The national average for a gallon of regular was $2.694 on Monday, according to AAA, Wright Express and the Oil Price Information Service. That's 3.2 cents lower than it was a week ago and 19 cents higher than a year ago.
The highest prices are still in the West and Illinois, ranging from $2.825 a gallon to $3.513 a gallon. The lowest prices are in Texas - and parts of the South and the Midwest - from $2.499 a gallon to $2.573 a gallon. Louisiana drivers paid slightly higher prices, from $2.582 a gallon to $2.652 a gallon.
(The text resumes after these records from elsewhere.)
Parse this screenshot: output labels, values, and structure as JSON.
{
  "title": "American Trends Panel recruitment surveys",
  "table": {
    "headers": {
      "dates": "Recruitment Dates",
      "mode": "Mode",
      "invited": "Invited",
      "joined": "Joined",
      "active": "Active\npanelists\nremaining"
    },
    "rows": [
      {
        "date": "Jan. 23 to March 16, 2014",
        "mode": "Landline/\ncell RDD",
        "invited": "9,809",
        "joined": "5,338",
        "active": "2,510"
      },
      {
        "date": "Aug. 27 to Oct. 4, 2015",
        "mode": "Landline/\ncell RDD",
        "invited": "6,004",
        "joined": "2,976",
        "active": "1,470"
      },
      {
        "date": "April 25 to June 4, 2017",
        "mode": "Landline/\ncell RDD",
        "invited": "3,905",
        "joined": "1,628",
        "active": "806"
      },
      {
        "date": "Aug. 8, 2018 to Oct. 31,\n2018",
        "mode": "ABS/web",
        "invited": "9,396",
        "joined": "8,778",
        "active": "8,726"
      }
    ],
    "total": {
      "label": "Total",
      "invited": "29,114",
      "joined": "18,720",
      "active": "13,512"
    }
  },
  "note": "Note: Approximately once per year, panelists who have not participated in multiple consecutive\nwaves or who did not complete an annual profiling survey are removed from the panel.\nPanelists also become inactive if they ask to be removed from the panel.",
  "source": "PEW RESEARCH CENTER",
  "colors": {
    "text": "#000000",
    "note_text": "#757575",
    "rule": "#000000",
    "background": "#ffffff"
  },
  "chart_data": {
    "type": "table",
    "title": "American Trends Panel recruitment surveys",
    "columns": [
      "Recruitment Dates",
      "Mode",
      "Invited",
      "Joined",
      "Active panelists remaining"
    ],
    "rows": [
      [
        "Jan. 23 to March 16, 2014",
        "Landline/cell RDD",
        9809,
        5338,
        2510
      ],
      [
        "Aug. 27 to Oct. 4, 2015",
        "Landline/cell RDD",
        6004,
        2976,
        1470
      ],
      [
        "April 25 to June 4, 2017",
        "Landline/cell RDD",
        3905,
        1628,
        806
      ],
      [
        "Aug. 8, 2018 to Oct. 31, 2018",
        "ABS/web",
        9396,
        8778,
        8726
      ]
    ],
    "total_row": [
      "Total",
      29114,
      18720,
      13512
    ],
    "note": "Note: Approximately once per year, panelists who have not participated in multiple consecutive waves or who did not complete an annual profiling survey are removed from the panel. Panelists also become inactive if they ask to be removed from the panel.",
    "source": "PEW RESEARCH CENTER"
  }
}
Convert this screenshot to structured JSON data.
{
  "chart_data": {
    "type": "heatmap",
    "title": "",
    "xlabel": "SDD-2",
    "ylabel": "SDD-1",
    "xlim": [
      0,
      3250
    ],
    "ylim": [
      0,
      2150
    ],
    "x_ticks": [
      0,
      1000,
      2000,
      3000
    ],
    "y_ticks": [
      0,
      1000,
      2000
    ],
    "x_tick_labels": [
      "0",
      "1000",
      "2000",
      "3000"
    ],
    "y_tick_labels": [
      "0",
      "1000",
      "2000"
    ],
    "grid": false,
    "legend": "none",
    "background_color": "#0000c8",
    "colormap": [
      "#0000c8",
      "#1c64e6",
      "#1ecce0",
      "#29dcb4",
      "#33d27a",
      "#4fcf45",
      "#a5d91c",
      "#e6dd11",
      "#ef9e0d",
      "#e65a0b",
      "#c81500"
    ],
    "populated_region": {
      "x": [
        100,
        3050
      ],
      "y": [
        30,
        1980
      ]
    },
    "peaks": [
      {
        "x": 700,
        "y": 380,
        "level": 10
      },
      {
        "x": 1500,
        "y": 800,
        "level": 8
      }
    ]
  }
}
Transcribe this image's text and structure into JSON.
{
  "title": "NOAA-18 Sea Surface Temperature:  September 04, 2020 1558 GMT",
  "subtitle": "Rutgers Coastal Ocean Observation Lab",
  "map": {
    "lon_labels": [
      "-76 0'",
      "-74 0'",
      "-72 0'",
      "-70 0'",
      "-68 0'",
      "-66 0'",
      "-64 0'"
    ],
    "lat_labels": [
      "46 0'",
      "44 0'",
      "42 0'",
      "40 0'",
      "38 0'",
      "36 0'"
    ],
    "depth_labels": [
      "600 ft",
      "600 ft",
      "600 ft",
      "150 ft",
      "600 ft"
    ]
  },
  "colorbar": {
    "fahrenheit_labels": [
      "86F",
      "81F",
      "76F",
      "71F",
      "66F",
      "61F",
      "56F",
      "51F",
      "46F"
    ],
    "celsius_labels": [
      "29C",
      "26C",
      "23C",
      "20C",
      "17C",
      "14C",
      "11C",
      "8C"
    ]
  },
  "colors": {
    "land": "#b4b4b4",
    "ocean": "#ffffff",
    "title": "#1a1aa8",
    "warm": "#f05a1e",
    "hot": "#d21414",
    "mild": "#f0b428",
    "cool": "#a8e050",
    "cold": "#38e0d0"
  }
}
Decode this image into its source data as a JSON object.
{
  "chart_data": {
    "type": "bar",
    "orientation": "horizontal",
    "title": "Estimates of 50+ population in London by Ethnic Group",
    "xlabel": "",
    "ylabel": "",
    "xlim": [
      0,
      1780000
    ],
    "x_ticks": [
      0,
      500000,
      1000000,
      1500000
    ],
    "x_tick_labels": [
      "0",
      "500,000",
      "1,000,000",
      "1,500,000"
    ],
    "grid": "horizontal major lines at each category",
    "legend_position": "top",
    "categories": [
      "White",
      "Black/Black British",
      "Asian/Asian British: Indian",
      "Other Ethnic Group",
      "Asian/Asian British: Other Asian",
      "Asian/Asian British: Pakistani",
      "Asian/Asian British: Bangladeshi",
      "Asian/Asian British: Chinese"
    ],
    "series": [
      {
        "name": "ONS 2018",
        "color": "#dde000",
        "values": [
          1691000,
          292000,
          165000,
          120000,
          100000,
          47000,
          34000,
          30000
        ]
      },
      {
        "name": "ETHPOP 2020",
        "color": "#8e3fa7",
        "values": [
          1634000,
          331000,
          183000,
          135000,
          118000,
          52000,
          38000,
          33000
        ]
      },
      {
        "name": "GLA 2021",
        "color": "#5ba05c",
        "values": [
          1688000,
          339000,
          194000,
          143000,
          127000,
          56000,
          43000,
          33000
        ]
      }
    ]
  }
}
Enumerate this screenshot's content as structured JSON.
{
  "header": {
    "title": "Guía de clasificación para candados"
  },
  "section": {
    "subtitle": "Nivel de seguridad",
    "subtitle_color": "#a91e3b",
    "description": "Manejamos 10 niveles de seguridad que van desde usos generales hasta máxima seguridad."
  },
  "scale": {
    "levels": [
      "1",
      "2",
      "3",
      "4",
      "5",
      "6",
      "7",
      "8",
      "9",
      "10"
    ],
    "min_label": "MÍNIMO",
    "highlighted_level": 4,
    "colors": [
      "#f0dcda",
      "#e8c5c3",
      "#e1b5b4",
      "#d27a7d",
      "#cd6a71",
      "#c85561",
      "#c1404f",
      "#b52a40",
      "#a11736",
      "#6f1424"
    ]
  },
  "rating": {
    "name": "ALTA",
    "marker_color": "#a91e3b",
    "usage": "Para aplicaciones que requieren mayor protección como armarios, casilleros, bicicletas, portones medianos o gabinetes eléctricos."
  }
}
Prices have been affected by regional factors in the past couple of weeks. Motorists in parts of the South headed to pumps to fill up in anticipation of tropical storms that might have disrupted Gulf of Mexico production, but the storms steered clear, PFGBest analyst Phil Flynn said. In addition, prices in the Midwest spiked after the recent shutdown of a pipeline feeding Midwestern refineries. That pipeline is delivering crude again.
Most analysts expect retail gasoline prices to stay steady in October and November, as supplies remain plentiful and demand is listless compared with a peak summer driving season.
Tom Kloza, publisher and chief oil analyst at Oil Price Information Service, thinks gasoline prices will fall over the next few weeks, to about $2.25 a gallon in the cheaper markets and to $2.75 a gallon in more expensive locations.
In other energy trading, oil prices edged lower as traders watched the stock markets for clues about the pace of economic growth. Stocks were a little lower in midday trading, with the Dow Jones Industrial Average down about 30 points. The NASDAQ and the S&P 500 were also lower.
Benchmark oil fell 75 cents to 75.74 a barrel on the New York Stock Exchange.
Investors will be closely watching the latest indicators on U.S. consumer confidence on Tuesday and second quarter gross domestic product on Thursday, figures "which could make or break the equities rally," according to The Schork Report, an energy consultancy.
In other Nymex trading, natural gas fell as tropical storms threats to Gulf of Mexico production evaporated. Natural gas lost 13.7 cents to $3.744 per 1,000 cubic feet.
Heating oil fell 2.89 cents to $2.1017 a gallon and gasoline gave up 2.05 cents at $1.9266 a gallon.
In London, Brent crude dropped by 93 cents to $77.94 a barrel on the ICE Futures exchange.